Syncing and Packing

A guide to syncing and packing

One of the first things you'll do when mining is sync and pack some or all of the weave data.

1. Syncing

"Syncing" refers to the process of downloading data from network peers. When you launch your miner you'll configure a set of storage modules that cover some or all of the weave. Your node will continuously check for any gaps in your configured data and then search out peers from which to download the missing data.

2. Packing

Storage modules can be either "unpacked" (e.g. storage_module 16,unpacked) or "packed" (e.g. storage_module 16,En2eqsVJARnTVOSh723PBXAKGmKgrGSjQ2YIGwE_ZRI.replica.2.9). Before you can mine data it must be packed to your mining address. There are two symmetric operations that fall under the "packing" umbrella:

pack - Symmetrically encrypt a chunk of data with your mining address.
unpack - Decrypt a packed chunk of data.

Both operations consume roughly the same amount of computational power. See the Benchmarking Guide for more details.

As of Arweave 2.9 there is one main packing format: replica.2.9. You can read the full Arweave 2.9 Whitepaper here. Put simply: the intent is for packing to be an expensive operation - expensive enough that the most profitable strategy is to pack data once and store it to disk rather than store the data unpacked and pack it "on demand". The Arweave packing format relies heavily on RandomX to implement this cost/benefit tradeoff.

Note: You will almost always have to unpack data when syncing it. Whichever peer you sync the data from will likely return it to you packed to its own address. Before you can do anything with it you will first need to unpack. You may then have to pack it to your own address. i.e. each chunk of data synced will usually need 1-2 packing operations.

2.1 Packing Processes

There are 3 ways to get packed data:

Sync and Pack: Used when you don't have any data locally. Your node will query chunk data from peers, unpack it from the peer's address, pack it to your address, and then store it in your storage module.
Cross Module Repack: Used when you have data locally but want to repack it to a different format or address. Your node will read data from one storage module, repack it, and then write it to a different storage module.
Repack In Place: Used when you have data locally and want to repack it to a different format or address and then store it back in the same storage module.

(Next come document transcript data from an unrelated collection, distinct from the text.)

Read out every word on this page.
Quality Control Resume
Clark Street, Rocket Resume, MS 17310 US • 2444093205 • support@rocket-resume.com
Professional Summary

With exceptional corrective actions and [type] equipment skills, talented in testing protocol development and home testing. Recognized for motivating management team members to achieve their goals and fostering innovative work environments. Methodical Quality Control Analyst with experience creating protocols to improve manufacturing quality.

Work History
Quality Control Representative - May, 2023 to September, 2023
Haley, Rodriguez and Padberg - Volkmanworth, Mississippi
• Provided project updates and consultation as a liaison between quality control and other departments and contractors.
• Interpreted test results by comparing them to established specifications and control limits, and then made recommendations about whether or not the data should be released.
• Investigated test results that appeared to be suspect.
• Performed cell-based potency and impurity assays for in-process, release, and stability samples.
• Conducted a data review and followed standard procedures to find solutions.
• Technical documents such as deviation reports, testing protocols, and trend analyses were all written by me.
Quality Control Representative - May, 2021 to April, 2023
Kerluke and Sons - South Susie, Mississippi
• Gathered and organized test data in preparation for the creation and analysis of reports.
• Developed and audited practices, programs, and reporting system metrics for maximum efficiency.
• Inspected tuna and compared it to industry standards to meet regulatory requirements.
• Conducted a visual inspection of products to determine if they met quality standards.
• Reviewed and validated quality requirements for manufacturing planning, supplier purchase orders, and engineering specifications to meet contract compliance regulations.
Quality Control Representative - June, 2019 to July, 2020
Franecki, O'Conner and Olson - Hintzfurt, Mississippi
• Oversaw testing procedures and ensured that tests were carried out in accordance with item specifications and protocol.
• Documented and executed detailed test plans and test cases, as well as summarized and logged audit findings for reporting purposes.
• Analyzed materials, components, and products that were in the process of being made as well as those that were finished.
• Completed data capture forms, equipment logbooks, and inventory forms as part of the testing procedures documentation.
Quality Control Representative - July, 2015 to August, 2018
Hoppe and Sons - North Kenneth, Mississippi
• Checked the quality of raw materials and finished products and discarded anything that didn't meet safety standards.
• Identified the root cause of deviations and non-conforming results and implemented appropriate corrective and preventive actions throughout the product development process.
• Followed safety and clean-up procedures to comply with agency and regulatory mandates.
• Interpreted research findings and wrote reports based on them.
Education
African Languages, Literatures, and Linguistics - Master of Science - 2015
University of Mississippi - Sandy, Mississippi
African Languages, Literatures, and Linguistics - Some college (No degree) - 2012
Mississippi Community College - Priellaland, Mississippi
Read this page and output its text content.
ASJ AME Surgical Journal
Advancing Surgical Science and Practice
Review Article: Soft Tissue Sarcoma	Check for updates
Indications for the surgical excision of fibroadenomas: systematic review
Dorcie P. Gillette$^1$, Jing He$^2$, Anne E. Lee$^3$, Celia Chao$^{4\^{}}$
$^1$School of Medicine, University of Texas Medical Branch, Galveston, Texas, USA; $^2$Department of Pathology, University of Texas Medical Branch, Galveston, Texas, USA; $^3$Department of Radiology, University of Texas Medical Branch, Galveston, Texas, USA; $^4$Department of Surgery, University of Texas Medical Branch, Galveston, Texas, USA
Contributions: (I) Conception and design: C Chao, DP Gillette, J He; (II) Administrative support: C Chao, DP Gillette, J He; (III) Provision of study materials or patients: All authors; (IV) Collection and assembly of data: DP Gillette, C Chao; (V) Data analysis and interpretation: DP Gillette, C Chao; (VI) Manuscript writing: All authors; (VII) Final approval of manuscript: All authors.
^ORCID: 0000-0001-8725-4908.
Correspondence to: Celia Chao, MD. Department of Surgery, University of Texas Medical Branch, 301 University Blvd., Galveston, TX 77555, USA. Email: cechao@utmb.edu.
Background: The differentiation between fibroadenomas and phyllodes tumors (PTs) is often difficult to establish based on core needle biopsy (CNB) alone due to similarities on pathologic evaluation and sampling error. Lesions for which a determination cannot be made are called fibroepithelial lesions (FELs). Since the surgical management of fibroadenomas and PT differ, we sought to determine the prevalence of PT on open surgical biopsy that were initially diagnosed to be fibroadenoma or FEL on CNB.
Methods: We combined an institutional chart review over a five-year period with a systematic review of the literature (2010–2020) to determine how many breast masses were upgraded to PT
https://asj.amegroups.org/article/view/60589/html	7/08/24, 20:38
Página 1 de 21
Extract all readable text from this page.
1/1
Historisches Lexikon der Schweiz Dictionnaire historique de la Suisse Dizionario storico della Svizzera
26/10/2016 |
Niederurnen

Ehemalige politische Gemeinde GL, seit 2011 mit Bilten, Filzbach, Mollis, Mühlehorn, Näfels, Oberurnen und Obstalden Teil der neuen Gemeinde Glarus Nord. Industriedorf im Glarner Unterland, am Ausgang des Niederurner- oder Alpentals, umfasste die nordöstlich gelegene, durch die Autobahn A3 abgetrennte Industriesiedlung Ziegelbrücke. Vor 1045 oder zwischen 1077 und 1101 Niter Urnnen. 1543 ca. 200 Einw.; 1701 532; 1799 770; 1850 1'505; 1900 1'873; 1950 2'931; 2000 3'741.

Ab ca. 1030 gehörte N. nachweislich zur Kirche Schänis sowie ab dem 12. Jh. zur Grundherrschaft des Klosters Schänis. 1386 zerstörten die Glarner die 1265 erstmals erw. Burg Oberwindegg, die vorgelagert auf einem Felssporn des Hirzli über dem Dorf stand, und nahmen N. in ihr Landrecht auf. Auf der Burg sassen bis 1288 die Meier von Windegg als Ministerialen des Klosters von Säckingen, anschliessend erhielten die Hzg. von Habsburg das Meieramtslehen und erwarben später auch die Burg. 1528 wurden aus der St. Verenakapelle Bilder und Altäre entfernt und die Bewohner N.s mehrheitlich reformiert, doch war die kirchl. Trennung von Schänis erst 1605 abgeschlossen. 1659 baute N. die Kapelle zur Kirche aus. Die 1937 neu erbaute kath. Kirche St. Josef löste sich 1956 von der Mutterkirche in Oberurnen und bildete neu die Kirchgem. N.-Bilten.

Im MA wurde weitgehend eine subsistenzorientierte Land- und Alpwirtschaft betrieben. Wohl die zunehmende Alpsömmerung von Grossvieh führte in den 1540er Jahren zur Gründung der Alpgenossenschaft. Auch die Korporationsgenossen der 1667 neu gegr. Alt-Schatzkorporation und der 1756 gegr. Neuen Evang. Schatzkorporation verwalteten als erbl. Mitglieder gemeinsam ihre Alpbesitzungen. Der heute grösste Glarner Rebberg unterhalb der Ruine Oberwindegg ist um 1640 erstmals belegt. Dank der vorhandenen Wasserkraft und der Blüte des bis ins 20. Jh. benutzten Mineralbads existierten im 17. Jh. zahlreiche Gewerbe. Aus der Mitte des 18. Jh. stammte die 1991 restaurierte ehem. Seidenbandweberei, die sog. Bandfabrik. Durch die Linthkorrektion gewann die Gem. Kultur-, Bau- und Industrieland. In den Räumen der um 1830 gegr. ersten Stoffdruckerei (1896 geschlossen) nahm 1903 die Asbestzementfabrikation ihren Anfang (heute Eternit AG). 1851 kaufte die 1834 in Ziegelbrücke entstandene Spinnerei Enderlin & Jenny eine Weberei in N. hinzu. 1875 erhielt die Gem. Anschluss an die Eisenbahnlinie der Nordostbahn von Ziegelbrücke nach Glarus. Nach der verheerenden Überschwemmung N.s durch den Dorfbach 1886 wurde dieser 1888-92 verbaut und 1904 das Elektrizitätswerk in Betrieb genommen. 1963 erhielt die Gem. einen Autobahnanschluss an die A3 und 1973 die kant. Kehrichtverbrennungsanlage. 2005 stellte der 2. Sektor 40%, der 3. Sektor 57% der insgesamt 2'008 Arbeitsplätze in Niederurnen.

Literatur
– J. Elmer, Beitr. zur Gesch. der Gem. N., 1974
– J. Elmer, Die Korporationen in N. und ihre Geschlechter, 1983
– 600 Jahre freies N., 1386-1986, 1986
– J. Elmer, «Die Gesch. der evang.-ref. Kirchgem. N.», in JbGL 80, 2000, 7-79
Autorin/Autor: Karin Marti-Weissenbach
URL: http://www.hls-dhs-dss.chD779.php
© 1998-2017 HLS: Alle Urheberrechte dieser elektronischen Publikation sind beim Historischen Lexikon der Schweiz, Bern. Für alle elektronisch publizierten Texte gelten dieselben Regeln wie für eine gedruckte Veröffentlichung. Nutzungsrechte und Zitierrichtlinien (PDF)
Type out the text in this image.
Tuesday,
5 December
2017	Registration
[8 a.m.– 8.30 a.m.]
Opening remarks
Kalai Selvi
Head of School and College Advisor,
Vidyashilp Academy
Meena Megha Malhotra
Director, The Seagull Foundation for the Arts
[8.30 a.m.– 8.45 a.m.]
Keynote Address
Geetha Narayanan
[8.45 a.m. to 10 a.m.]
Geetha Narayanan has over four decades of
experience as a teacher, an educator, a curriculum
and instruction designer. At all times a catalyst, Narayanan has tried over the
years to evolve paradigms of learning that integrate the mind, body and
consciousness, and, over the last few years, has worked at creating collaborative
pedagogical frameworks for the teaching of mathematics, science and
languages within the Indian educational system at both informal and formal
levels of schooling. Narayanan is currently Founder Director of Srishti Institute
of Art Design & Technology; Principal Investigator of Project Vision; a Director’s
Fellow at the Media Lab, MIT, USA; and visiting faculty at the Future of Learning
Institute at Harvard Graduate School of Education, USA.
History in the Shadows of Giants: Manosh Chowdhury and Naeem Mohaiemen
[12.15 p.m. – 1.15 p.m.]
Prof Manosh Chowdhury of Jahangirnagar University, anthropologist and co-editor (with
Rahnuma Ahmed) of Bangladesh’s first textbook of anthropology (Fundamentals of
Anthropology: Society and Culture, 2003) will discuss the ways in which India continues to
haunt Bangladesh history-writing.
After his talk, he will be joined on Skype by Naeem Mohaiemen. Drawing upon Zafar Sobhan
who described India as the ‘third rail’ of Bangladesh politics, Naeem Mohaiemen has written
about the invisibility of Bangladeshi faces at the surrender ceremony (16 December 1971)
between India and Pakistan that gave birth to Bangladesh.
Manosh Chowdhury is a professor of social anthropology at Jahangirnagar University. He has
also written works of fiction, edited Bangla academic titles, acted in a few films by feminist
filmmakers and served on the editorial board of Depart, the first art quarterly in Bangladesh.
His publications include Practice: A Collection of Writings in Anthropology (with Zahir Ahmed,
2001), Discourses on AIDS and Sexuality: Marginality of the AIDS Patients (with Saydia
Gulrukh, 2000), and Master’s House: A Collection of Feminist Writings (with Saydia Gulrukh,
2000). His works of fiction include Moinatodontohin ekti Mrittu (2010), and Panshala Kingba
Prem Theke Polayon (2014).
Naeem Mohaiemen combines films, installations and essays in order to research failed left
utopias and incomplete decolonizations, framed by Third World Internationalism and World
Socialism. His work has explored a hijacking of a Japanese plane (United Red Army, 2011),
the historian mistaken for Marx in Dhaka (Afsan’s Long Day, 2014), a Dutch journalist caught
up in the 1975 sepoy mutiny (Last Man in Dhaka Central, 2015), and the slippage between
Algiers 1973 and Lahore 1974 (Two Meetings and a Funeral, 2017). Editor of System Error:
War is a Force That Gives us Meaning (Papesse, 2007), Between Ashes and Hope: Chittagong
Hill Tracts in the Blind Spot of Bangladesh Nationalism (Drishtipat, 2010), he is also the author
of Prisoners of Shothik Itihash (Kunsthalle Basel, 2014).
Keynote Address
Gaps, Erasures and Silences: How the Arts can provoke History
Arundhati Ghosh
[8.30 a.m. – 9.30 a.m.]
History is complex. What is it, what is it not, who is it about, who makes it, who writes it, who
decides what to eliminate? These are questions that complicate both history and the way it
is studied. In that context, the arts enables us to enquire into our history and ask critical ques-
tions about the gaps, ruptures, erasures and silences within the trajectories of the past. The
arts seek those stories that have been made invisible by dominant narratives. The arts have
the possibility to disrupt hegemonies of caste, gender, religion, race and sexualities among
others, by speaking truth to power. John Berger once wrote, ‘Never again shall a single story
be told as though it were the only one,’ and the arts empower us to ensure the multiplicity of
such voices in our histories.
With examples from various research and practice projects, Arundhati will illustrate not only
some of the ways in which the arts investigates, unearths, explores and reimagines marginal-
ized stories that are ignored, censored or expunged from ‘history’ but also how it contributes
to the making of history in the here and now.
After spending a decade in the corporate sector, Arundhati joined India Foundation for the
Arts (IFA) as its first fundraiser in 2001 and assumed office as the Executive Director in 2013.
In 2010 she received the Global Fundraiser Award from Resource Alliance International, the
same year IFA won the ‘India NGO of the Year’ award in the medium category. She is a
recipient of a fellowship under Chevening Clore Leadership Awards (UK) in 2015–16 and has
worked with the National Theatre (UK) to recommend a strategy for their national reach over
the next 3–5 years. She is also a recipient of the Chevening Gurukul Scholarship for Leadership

Your node will iterate through your storage module, read chunks, repack them, and then write them back to the same storage module.

See Running Your Node for a sample configurations of each packing type.

2.2 Replica 2.9 Entropy Generation

Starting with the replica.2.9 format introduced in Arweave 2.9, the packing process is broken into 2 steps:

Entropy Generation: Generate a random entropy value for each chunk.
Packing: Encrypt the chunk data using the entropy value.

Currently the recommended approach when using "Sync and Pack" or "Cross Module Repack" is to first generate entropy for an entire partition, and then pack data for it. This is not possible with "Repack In Place" so no special handling is needed for it. See Running Your Node for for guidance on how to do this.

3. Storage Module Data Format

Each storage module has 2 directories chunk_storage and rocksdb.

3.1 `chunk_storage`

This directory stores the actual weave data in a series of roughly 2GB sparse files. Each file contains 8000 chunks stored as << Offset, ChunkData >>.

Offset is a 3-byte integer used to handle partial chunks (i.e. chunks less than 256KiB). This is only relevant for unpacked data as packed chunks are always 256 KiB.
ChunkData is the 256 KiB (262,144 bytes) chunk data.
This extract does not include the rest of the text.